Some city officials who attended are also fans. “It’s amazing these people are not really famous,” said City Council member Toni Iseman, who attended on Saturday, April 29, and took in O’Malley Jones & The Wanted, Jeff Crosby and the Refugees, Soul Deep with Chris Whynaught and Sasha Evans.

Arts Commissioner Lisa Mansour concurred saying that she’d go to the Sawdust Festival grounds for anything but Blue Water made for a fun date with her husband. “I hope that the Blue Water music festival will become a yearly tradition just like the Sawdust itself and that the community rallies behind it,” she said.

Altogether Conkey spent close to $25,000 on infrastructure, lighting, equipment and stages, with still and video photographers all volunteering their services.

“We did not break even, but we are still assessing final figures,” he said. “We could have easily used 300 more people, but that will not be a problem next year.”

Both days drew roughly 800 people and total receipts totaled close to $23,000, said Conkey, who spent $3,600 on promotion including posters, fliers, banners and a concert website.

The terms of a temporary use permit set festival hours at 11 a.m. to  8 p.m., required Laguna police officers as security and noise levels to be kept at 70 decibels. Bands were limited to no more than nine members, and punk rock, heavy metal and “demonstrative acts” forbidden. Also regulated were chefs’ demonstrations, materials containing food and drink and trash disposal.

Conkey hired four police officers and, in anticipation of crowds up to 3,500, added portable bathrooms, kept a Doctor’s Ambulance at the ready and paid for shuttle service between the grounds and a Laguna Canyon parking lot. Police security alone cost $55.91 per hour, according to the use permit.

Sawdust Festival board vice president Michael Thorstensen thinks the Blue Water festival should be repeated despite the sound complaints, which the board wrestles with every summer. “We take everyone into consideration, our neighbors and also exhibiting artists who have to talk with people and sell their work,” he said. “But, we also work closely with musicians.
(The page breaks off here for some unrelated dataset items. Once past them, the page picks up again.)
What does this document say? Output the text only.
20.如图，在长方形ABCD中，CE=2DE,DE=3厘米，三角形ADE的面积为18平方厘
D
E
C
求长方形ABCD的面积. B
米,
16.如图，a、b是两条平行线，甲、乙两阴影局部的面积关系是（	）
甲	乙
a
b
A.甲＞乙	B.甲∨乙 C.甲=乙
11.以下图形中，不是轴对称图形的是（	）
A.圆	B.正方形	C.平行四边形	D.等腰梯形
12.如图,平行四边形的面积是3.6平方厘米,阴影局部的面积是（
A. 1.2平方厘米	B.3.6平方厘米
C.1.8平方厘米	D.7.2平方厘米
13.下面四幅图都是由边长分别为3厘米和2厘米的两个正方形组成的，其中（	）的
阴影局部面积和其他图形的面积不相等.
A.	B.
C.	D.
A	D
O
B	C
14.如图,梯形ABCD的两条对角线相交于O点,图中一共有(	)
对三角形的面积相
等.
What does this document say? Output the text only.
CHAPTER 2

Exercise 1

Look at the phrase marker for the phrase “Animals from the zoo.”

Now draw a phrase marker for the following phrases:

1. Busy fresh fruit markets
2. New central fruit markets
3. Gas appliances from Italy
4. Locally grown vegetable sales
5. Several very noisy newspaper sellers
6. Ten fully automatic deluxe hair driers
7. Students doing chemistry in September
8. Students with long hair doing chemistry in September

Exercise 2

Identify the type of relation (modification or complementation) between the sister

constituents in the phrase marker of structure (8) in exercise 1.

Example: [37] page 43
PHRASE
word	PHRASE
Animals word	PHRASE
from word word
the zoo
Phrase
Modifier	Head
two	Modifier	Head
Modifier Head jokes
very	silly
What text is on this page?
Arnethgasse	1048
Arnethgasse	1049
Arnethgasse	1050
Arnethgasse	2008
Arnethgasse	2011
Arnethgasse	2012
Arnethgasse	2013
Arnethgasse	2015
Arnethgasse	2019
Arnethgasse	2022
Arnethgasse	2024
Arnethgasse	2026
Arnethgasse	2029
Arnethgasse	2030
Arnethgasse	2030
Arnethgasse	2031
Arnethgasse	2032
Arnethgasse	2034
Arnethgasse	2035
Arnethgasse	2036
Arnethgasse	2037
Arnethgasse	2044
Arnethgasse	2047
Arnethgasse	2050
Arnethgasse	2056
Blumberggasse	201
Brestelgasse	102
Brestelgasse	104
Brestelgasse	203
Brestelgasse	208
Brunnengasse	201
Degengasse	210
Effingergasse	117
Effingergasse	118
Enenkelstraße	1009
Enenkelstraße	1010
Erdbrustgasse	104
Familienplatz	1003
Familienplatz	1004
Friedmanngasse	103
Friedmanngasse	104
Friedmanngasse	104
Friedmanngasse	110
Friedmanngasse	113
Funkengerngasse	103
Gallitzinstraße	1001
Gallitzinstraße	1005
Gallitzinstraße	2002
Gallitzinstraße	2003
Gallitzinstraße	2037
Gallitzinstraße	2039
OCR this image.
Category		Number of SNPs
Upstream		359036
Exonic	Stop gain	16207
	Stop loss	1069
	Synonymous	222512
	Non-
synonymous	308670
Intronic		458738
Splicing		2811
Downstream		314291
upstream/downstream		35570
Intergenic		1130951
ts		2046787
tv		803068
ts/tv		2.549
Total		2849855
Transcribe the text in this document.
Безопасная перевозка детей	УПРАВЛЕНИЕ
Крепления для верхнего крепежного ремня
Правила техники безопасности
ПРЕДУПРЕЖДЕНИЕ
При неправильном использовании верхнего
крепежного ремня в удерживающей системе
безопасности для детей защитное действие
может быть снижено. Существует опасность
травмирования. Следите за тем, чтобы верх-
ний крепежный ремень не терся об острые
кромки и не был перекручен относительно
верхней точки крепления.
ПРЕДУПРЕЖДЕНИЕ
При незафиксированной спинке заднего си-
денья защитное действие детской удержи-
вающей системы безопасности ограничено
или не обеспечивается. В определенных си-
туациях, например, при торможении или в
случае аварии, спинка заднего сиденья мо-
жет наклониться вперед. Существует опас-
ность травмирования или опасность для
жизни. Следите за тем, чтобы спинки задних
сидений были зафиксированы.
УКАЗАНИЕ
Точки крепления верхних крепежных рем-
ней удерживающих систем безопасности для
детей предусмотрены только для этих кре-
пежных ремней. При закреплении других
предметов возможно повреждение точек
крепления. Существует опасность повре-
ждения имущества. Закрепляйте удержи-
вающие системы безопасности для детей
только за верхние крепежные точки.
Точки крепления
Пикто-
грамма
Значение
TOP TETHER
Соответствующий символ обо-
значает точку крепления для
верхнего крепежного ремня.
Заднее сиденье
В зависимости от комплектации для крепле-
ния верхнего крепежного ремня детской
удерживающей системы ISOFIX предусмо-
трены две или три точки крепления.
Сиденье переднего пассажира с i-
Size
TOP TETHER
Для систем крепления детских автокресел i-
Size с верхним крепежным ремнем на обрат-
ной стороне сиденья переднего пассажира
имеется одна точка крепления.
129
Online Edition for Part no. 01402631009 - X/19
After all they are artists, too.”

Conkey says concert-goers and community leaders have already approached him suggestions for improvements next year that include lower ticket prices, timelier promotion, and pursuing corporate sponsors to underwrite a top act.

“It seems obvious that the town wants to acknowledge its music scene and help us do it in a way that will make everyone proud,” he said.